Alex Henderson: Well, Liron, we really need some guidance here. You’re doing a major reset here on these numbers. And I think you need to step up to the plate and give us at least a preliminary thought on whether that band has to come down, at least over the short-term?
Liron Eizenman: It will be lower. That’s probably something we can say right now. But I think it will be responsible to give a number without doing the full analysis on our side, understanding exactly what we think it will be. And once we do that, we will come and then provide it.
Alex Henderson: So let’s talk about the commentary about the growth rate. ’24 being a difficult year and then returning to growth. Your business is down quite substantially from recent levels. You’re running at the fourth quarter, I call it $80 million to $85 million in run rate revenue. Is that kind of what we should be thinking about in the first half of ’24? And then if you’ve evaluated your customers’ inventory levels, it’s one thing to say ’24 will be difficult, but is it for the full-year of ’24 or do we start to recover in the back half? Again, we really need some guidance here given the scope of what your reset looks like here. I think the investors deserve that.

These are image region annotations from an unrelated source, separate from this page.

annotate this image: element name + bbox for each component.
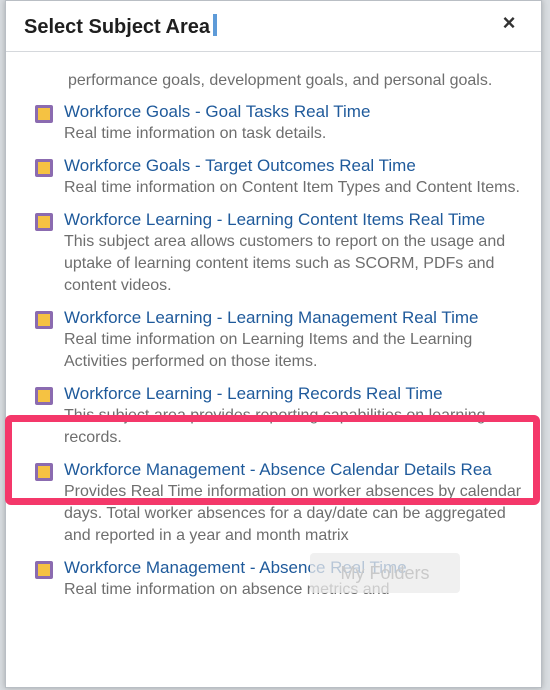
subject-area-description: Real time information on Content Item Ty… xyxy=(64,179,520,196)
subject-area-icon xyxy=(35,463,53,481)
subject-area-icon xyxy=(35,311,53,329)
subject-area-icon xyxy=(35,159,53,177)
subject-area-icon xyxy=(35,213,53,231)
select-subject-area-dialog: Select Subject Area × performance goals,… xyxy=(5,0,542,688)
subject-area-name[interactable]: Workforce Goals - Goal Tasks Real Time xyxy=(64,101,527,123)
list-item[interactable]: Workforce Management - Absence Calendar … xyxy=(6,459,541,547)
subject-area-name[interactable]: Workforce Learning - Learning Records Re… xyxy=(64,383,527,405)
list-item-selected[interactable]: Workforce Learning - Learning Records Re… xyxy=(6,383,541,449)
list-item[interactable]: Workforce Learning - Learning Content It… xyxy=(6,209,541,297)
subject-area-icon xyxy=(35,387,53,405)
list-item[interactable]: Workforce Learning - Learning Management… xyxy=(6,307,541,373)
subject-area-description: Real time information on Learning Items … xyxy=(64,331,473,370)
subject-area-icon xyxy=(35,105,53,123)
subject-area-description: This subject area provides reporting cap… xyxy=(64,407,486,446)
truncated-description: performance goals, development goals, an… xyxy=(68,72,493,89)
dialog-title: Select Subject Area xyxy=(24,14,218,39)
dialog-title-text: Select Subject Area xyxy=(24,16,211,38)
subject-area-name[interactable]: Workforce Management - Absence Calendar … xyxy=(64,459,527,481)
subject-area-name[interactable]: Workforce Learning - Learning Management… xyxy=(64,307,527,329)
subject-area-description: Real time information on task details. xyxy=(64,125,327,142)
subject-area-list[interactable]: performance goals, development goals, an… xyxy=(6,52,541,687)
subject-area-name[interactable]: Workforce Goals - Target Outcomes Real T… xyxy=(64,155,527,177)
subject-area-description: Provides Real Time information on worker… xyxy=(64,483,522,544)
list-item[interactable]: Workforce Management - Absence Real Time… xyxy=(6,557,541,601)
close-icon[interactable]: × xyxy=(497,11,521,35)
list-item[interactable]: Workforce Goals - Goal Tasks Real Time R… xyxy=(6,101,541,145)
text-caret xyxy=(213,14,218,36)
my-folders-button[interactable]: My Folders xyxy=(310,553,460,593)
subject-area-icon xyxy=(35,561,53,579)
subject-area-description: This subject area allows customers to re… xyxy=(64,233,506,294)
list-item[interactable]: Workforce Goals - Target Outcomes Real T… xyxy=(6,155,541,199)
dialog-header: Select Subject Area × xyxy=(6,1,541,52)
subject-area-name[interactable]: Workforce Learning - Learning Content It… xyxy=(64,209,527,231)
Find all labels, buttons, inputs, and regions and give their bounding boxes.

Liron Eizenman: The problem is the very low visibility that we have and the economic headwinds that we’re seeing all around the world, this is impacted and it’s not allowing us to see a very clear picture for all of 2024, not even for the first quarter of ’24. I cannot tell you exactly what I’m expecting to see there. And yes, it’s very limiting us from coming and saying something very definitive on 2024, apart from the fact that yes, we think it would be a challenging year due to all the reason that I provided before.
Alex Henderson: Okay. Thanks.
Operator: The next question is from Ross Taylor of ARS Investment Partners. Please go ahead.
Ross Taylor: Thank you. And I second the idea that obviously the sooner you can get clarity to investors, the better things will be for shareholders. At the end of the quarter, what was the inventory level?
Liron Eizenman: It’s written on the balance sheet, so it’s $63 million.
Ross Taylor: So right now you have $63 million in inventory. Do you think that inventory is all, is money good inventory?
Eran Gilad: We believe so, yes.
Ross Taylor: Okay. So what we’re looking at is a case where you’ve got $63 million in inventory, $67 million in cash, which is, I saw my check adds up to $130 million. With the stock trading in the mid-16s right now, you’ve got an enterprise or market cap of about $112 million, which basically indicates that the market is saying that your business has a negative value, ex the inventory and cash. Couple of questions, a philosophical question which Silicom even when it was kind of hitting on all cylinders, struggled to get a valuation that would match what one would think it was worth on the numbers. Obviously, there’s a lot of questions around the business here. I would assume that, you seem to believe you can well, next year might be a tough year to make money in part because you’re investing in a business during a down period, that you believe you can return to some level of reasonable profitability in the past you were making, when you were doing in the low 20s and in revenues you were making about a $1.5 a share.
How do you see the future when you have a market that literally basically says that the company itself as an operating entity, it’s not worth less. It’s actually worth less than zero?